We propose G-OPD, a generalized on-policy distillation framework, in which we introduce a reward scaling factor and a flexible reference model. Building on G-OPD, we propose ExOPD (On-Policy Distillation with Reward Extrapolation), which outperforms standard OPD in both same-size and strong-to-weak distillation settings.
- [2026.3.18] We update the code logic for our self-implemented on-policy self/context-distillation. For usage, please refer to On-Policy Context-Distillation.
- [2026.2.17] We release the training code and data.
- [2026.2.16] We release the evaluation code.
- [2026.2.13] We release our paper on arxiv.
Our code is mainly based on verl (v0.6.1). To prepare the environment, please follow these steps:
conda create -n verl python==3.10
conda activate verl
cd verl/
USE_MEGATRON=0 bash scripts/install_vllm_sglang_mcore.sh
pip install math-verifyOur training data is provided in here.
We provide an example for GRPO training in the script verl/examples/grpo_trainer/run_qwen3-4b-math.sh.
An example for running G-OPD in the single-teacher distillation setting is
export WANDB_API_KEY=""
export WANDB_MODE=online
export USED_MODEL="no_api"
aime24_test_path=../G-OPD-Training-Data/AIME2024/test.parquet
aime25_test_path=../G-OPD-Training-Data/AIME2025/test.parquet
test_files="['$aime24_test_path', '$aime25_test_path']"

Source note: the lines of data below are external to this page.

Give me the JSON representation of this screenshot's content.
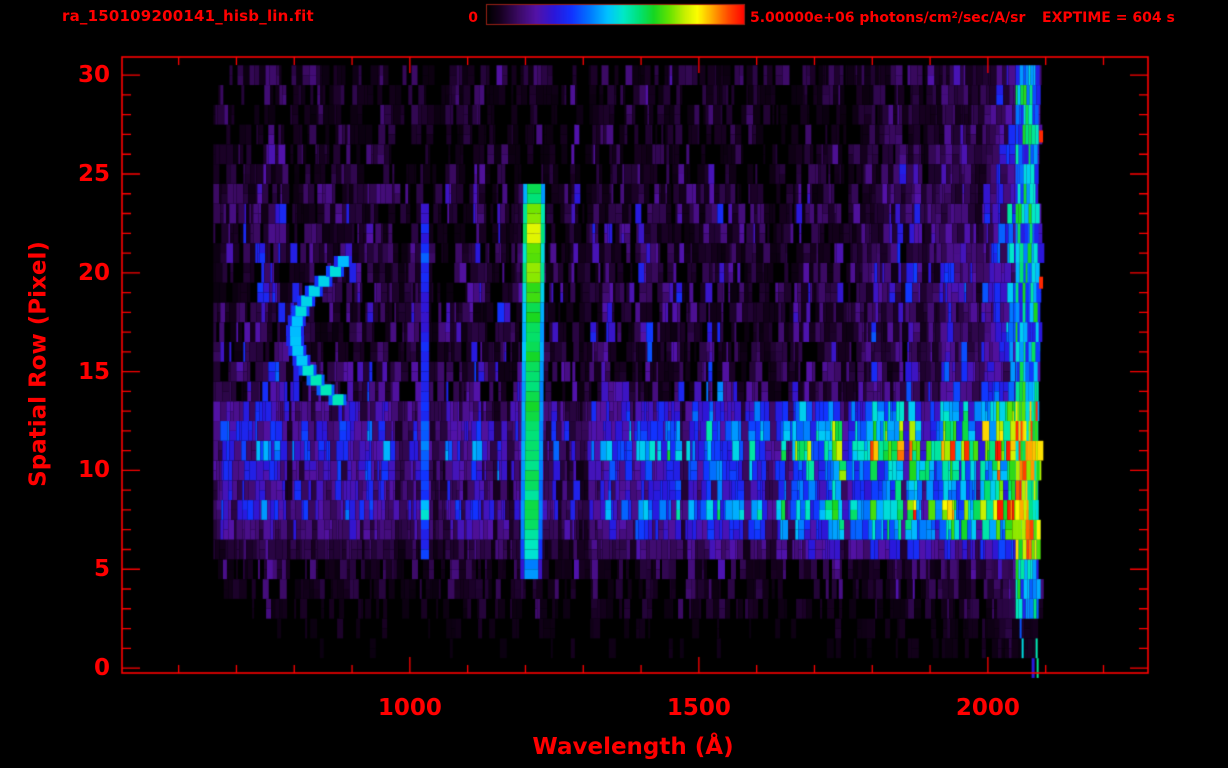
{
  "colors": {
    "background": "#000000",
    "text": "#ff0000",
    "frame": "#ff0000",
    "colorbar_border": "#992015"
  },
  "header": {
    "title": "ra_150109200141_hisb_lin.fit",
    "colorbar_min_label": "0",
    "colorbar_max_value": "5.00000e+06",
    "colorbar_units_pre": " photons/cm",
    "colorbar_units_sup": "2",
    "colorbar_units_post": "/sec/A/sr",
    "exptime_label": "EXPTIME = 604 s"
  },
  "chart_data": {
    "type": "heatmap",
    "title": "ra_150109200141_hisb_lin.fit",
    "xlabel": "Wavelength (Å)",
    "ylabel": "Spatial Row (Pixel)",
    "x_range": [
      502,
      2277
    ],
    "y_range": [
      -0.25,
      30.92
    ],
    "x_ticks": {
      "major": [
        1000,
        1500,
        2000
      ],
      "minor_start": 600,
      "minor_end": 2200,
      "minor_step": 100
    },
    "y_ticks": {
      "major": [
        0,
        5,
        10,
        15,
        20,
        25,
        30
      ],
      "minor_start": 0,
      "minor_end": 30,
      "minor_step": 1
    },
    "grid": false,
    "colorbar": {
      "min": 0,
      "max": 5000000,
      "min_label": "0",
      "max_label": "5.00000e+06",
      "units": "photons/cm2/sec/A/sr",
      "colormap": "rainbow",
      "position": "top"
    },
    "exposure_time_s": 604,
    "seed": 1234,
    "data_extent": {
      "wl_start": 660,
      "wl_end": 2086,
      "rows": 31
    },
    "row_profiles_format": "[start_wavelength_A, base_intensity_0to1, rightward_gain_0to1] for spatial rows 0..30",
    "row_profiles": [
      [
        900,
        0.01,
        0.0
      ],
      [
        820,
        0.015,
        0.04
      ],
      [
        760,
        0.022,
        0.05
      ],
      [
        715,
        0.045,
        0.06
      ],
      [
        678,
        0.06,
        0.08
      ],
      [
        668,
        0.075,
        0.1
      ],
      [
        660,
        0.12,
        0.22
      ],
      [
        660,
        0.2,
        0.52
      ],
      [
        660,
        0.3,
        0.62
      ],
      [
        660,
        0.21,
        0.42
      ],
      [
        660,
        0.24,
        0.52
      ],
      [
        660,
        0.32,
        0.72
      ],
      [
        660,
        0.3,
        0.55
      ],
      [
        660,
        0.23,
        0.38
      ],
      [
        660,
        0.14,
        0.26
      ],
      [
        660,
        0.12,
        0.24
      ],
      [
        660,
        0.115,
        0.22
      ],
      [
        660,
        0.115,
        0.22
      ],
      [
        660,
        0.12,
        0.24
      ],
      [
        660,
        0.12,
        0.26
      ],
      [
        660,
        0.115,
        0.24
      ],
      [
        660,
        0.11,
        0.22
      ],
      [
        660,
        0.11,
        0.24
      ],
      [
        660,
        0.105,
        0.2
      ],
      [
        660,
        0.095,
        0.19
      ],
      [
        660,
        0.07,
        0.16
      ],
      [
        660,
        0.07,
        0.17
      ],
      [
        660,
        0.06,
        0.15
      ],
      [
        660,
        0.065,
        0.14
      ],
      [
        660,
        0.058,
        0.12
      ],
      [
        688,
        0.075,
        0.1
      ]
    ],
    "features": {
      "lyman_alpha_line": {
        "wl_center": 1215,
        "wl_core_width": 24,
        "row_min": 5,
        "row_max": 24,
        "row_intensities": [
          0.42,
          0.52,
          0.58,
          0.6,
          0.58,
          0.6,
          0.62,
          0.6,
          0.62,
          0.6,
          0.62,
          0.64,
          0.62,
          0.64,
          0.68,
          0.76,
          0.7,
          0.78,
          0.74,
          0.62
        ]
      },
      "lyman_beta_line": {
        "wl_center": 1026,
        "wl_width": 14,
        "row_min": 6,
        "row_max": 23,
        "intensity": 0.28
      },
      "airglow_arc": {
        "wl_vertex": 801,
        "wl_tips": 884,
        "row_vertex": 16.9,
        "row_min": 13.6,
        "row_max": 20.6,
        "intensity": 0.5
      },
      "detector_edge_band": {
        "wl_start": 2048,
        "wl_end": 2086,
        "intensity_dim": 0.3,
        "intensity_bright": 0.72,
        "bright_row_min": 6,
        "bright_row_max": 13
      },
      "red_edge_marks": {
        "wl": 2092,
        "rows": [
          19.5,
          26.9
        ],
        "intensity": 0.97
      }
    },
    "colormap_stops": [
      [
        0.0,
        "#000000"
      ],
      [
        0.05,
        "#16001f"
      ],
      [
        0.12,
        "#3b0a63"
      ],
      [
        0.19,
        "#5312a6"
      ],
      [
        0.26,
        "#2b16d9"
      ],
      [
        0.33,
        "#1133ff"
      ],
      [
        0.4,
        "#0077ff"
      ],
      [
        0.47,
        "#00c3ff"
      ],
      [
        0.53,
        "#00e9c8"
      ],
      [
        0.59,
        "#00e27a"
      ],
      [
        0.65,
        "#16d621"
      ],
      [
        0.71,
        "#64e300"
      ],
      [
        0.77,
        "#c6ef00"
      ],
      [
        0.82,
        "#fdfd00"
      ],
      [
        0.88,
        "#ffa500"
      ],
      [
        0.94,
        "#ff4a00"
      ],
      [
        1.0,
        "#ff0600"
      ]
    ]
  }
}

python3 -m verl.trainer.main_ppo \
algorithm.adv_estimator=grpo \
algorithm.rollout_correction.rollout_is=token \
algorithm.rollout_correction.rollout_is_threshold=5.0 \
algorithm.rollout_correction.rollout_rs=null \
algorithm.rollout_correction.bypass_mode=false \
actor_rollout_ref.rollout.calculate_log_probs=true \
data.train_files=../G-OPD-Training-Data/DeepMath-103K/train_filtered_level6.parquet \
data.val_files="$test_files" \
data.train_batch_size=1024 \
data.max_prompt_length=2048 \
data.max_response_length=16384 \
data.filter_overlong_prompts=True \
data.truncation='error' \
data.shuffle=True \
data.seed=42 \
data.return_raw_chat=True \ # must be specified
+data.apply_chat_template_kwargs.enable_thinking=False \ # thinking/non-thinking mode
actor_rollout_ref.model.path=Qwen/Qwen3-1.7B \ # student model path
+actor_rollout_ref.model.base_model_path=Qwen/Qwen3-1.7B \ # reference model path (either student's initial state (default mode) or teacher's pre-RL variant (reward correction))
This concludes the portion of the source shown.